Van Herik said that the Mexico plant is powered by natural gas, an energy source that is generally seen as relatively clean.

As to whether the proposed transmission line would be used to carry electricity generated by the Mexican plant, Van Herik said that California manages its power grid and makes decisions on where to draw that energy from.

"We don't control the use of our lines," he said. "How the (California) Independent System Operator plans to deal with that is really an issue for them."

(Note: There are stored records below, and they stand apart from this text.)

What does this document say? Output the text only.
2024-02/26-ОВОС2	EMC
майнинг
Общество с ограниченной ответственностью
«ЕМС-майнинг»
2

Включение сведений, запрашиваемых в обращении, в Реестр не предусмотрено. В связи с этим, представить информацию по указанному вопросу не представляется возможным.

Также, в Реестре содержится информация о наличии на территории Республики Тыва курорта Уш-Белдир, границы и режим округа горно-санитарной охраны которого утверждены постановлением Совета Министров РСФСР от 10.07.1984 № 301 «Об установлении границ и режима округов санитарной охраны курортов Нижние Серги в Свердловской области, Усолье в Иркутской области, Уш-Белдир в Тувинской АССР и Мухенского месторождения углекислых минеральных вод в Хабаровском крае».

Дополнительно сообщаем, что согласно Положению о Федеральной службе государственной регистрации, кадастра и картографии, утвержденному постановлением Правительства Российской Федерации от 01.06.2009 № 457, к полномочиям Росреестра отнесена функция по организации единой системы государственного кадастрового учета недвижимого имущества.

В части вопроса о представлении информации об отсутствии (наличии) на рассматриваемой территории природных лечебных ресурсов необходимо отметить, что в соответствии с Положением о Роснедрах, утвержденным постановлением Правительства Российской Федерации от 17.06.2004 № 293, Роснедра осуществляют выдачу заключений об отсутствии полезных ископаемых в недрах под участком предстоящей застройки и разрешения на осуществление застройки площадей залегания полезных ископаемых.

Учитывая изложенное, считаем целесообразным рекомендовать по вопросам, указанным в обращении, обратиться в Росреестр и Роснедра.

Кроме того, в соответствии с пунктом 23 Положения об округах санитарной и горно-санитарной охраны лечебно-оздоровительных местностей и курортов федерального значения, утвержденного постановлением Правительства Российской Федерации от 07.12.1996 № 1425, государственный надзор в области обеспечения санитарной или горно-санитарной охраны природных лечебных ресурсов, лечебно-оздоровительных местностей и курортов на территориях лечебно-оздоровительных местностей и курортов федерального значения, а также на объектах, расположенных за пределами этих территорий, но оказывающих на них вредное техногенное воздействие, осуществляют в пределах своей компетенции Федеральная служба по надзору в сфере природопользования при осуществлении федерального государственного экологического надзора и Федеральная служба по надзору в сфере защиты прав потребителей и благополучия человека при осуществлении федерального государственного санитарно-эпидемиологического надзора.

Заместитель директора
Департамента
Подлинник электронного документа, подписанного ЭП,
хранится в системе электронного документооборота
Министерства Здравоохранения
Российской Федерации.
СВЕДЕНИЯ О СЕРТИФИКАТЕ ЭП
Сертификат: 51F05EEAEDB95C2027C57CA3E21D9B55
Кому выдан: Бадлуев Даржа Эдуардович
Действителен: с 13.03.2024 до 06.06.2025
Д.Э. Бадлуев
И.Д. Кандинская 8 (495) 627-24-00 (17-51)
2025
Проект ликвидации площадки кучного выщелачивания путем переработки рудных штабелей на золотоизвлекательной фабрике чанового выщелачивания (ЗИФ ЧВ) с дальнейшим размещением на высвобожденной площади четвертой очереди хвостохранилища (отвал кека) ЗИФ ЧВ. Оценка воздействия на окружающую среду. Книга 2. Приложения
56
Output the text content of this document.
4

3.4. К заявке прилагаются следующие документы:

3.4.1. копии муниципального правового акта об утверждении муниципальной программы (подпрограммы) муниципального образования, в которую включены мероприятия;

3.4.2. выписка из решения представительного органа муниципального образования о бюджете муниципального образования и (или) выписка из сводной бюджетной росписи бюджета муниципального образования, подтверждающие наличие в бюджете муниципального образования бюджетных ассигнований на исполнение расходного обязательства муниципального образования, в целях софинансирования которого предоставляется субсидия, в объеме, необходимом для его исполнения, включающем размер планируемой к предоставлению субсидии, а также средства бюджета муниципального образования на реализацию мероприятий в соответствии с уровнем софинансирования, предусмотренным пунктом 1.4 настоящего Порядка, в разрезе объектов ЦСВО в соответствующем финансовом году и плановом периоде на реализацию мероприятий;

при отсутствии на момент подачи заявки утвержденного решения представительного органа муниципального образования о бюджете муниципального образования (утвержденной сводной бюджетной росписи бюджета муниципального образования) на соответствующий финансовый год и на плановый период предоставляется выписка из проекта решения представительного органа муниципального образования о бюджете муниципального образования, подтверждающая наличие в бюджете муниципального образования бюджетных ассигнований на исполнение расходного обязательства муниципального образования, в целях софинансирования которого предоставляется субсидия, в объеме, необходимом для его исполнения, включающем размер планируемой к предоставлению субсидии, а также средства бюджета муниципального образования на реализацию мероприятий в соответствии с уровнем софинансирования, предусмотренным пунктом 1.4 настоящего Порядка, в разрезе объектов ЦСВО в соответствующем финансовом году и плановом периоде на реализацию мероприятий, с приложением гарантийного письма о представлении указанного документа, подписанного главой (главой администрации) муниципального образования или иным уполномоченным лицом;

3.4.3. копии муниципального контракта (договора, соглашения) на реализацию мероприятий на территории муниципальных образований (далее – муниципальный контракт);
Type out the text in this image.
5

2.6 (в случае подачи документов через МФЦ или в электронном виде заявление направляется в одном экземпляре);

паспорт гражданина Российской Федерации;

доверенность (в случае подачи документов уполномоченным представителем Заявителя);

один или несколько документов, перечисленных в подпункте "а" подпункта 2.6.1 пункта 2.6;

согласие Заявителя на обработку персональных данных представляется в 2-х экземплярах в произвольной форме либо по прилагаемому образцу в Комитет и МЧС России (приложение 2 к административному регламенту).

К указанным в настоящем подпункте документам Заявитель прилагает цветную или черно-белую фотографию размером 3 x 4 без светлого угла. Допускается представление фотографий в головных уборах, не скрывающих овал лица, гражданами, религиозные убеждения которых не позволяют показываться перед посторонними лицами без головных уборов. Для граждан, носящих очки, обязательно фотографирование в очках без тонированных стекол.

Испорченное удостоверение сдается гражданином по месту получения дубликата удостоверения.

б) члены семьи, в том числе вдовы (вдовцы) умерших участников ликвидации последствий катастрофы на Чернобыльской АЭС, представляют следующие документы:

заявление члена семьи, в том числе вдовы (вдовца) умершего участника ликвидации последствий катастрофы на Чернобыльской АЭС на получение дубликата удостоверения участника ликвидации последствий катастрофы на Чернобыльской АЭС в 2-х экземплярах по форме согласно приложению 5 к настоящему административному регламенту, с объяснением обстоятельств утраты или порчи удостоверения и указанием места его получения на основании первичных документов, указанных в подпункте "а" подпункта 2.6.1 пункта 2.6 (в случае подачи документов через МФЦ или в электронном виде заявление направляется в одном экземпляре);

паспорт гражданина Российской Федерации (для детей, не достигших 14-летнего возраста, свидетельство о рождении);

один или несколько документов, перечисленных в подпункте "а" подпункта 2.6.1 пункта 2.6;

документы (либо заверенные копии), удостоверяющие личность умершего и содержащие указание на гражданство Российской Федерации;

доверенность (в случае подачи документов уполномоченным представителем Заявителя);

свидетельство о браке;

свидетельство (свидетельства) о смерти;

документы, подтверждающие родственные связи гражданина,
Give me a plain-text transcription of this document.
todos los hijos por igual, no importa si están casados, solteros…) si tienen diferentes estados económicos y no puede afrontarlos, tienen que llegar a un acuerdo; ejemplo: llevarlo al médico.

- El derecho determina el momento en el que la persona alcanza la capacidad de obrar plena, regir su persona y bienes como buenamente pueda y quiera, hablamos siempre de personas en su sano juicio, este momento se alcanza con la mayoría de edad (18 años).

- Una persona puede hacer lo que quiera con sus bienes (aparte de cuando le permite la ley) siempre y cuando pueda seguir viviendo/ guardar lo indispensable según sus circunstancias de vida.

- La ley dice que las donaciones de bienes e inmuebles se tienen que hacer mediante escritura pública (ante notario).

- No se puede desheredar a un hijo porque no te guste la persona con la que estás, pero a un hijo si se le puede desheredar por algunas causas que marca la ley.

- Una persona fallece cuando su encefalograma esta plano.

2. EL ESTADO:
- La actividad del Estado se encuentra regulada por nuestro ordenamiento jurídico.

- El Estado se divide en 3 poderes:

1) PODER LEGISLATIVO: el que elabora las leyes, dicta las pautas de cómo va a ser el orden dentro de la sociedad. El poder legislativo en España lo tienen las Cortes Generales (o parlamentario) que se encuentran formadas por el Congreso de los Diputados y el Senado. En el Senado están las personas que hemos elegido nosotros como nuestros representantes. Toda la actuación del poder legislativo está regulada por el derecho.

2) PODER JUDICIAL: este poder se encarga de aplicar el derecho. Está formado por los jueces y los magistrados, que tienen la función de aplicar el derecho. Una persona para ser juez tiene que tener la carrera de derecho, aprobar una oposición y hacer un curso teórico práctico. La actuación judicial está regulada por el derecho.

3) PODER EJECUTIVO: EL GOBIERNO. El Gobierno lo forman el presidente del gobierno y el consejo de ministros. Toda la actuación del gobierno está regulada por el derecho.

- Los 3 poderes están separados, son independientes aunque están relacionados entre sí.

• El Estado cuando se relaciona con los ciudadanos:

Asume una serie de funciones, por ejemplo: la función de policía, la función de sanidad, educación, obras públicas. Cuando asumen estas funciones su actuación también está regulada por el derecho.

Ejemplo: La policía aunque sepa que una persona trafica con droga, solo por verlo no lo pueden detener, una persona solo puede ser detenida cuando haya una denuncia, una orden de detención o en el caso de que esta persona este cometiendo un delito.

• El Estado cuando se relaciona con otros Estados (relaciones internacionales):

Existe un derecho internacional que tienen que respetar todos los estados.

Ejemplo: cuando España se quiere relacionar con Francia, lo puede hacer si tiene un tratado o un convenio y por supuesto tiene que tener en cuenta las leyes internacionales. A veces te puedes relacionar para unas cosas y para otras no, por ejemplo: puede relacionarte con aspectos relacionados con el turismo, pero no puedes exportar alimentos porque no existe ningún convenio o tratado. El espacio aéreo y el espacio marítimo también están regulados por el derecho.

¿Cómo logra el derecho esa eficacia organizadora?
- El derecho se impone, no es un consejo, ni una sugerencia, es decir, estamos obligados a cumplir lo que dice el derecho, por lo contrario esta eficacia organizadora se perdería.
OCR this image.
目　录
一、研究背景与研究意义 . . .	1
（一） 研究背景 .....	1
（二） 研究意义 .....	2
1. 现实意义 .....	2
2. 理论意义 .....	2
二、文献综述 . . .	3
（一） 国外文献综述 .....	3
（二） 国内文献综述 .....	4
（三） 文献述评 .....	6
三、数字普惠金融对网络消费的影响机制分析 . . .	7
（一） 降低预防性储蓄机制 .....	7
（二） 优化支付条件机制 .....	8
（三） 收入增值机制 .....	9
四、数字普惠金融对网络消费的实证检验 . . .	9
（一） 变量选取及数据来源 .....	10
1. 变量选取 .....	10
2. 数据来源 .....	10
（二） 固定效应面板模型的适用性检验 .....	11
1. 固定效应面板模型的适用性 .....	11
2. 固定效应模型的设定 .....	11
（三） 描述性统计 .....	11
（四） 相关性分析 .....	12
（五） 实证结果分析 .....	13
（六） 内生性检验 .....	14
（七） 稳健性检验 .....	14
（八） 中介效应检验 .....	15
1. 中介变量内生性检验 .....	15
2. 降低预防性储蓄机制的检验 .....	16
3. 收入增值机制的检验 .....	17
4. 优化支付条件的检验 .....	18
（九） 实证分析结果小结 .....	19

The utilities commission is now looking at SDG&E's review of the needs for the project. It is not known when it will make its decision on that part of the application, Van Herik said. He said he expects the commission will decide on the preferred route for the Sunrise Powerlink by late February or early March, at which point the company, he said, would begin an environmental study on the proposed route.

That study would in all likelihood, he said, be submitted by summer, before the commission makes its ultimate decision. Van Herik said that at every point in the process, public meetings will be held and residents and interested parties will have ample opportunity to voice their thoughts.

If all goes according to plan, he said, "we would like to have energy flowing by the summer of 2010."

The Public Utilities Commission will hold its next meeting on the proposal at 2 p.m. Jan. 31 in Ramona at the Ramona Community Center, 434 Aqua Lane.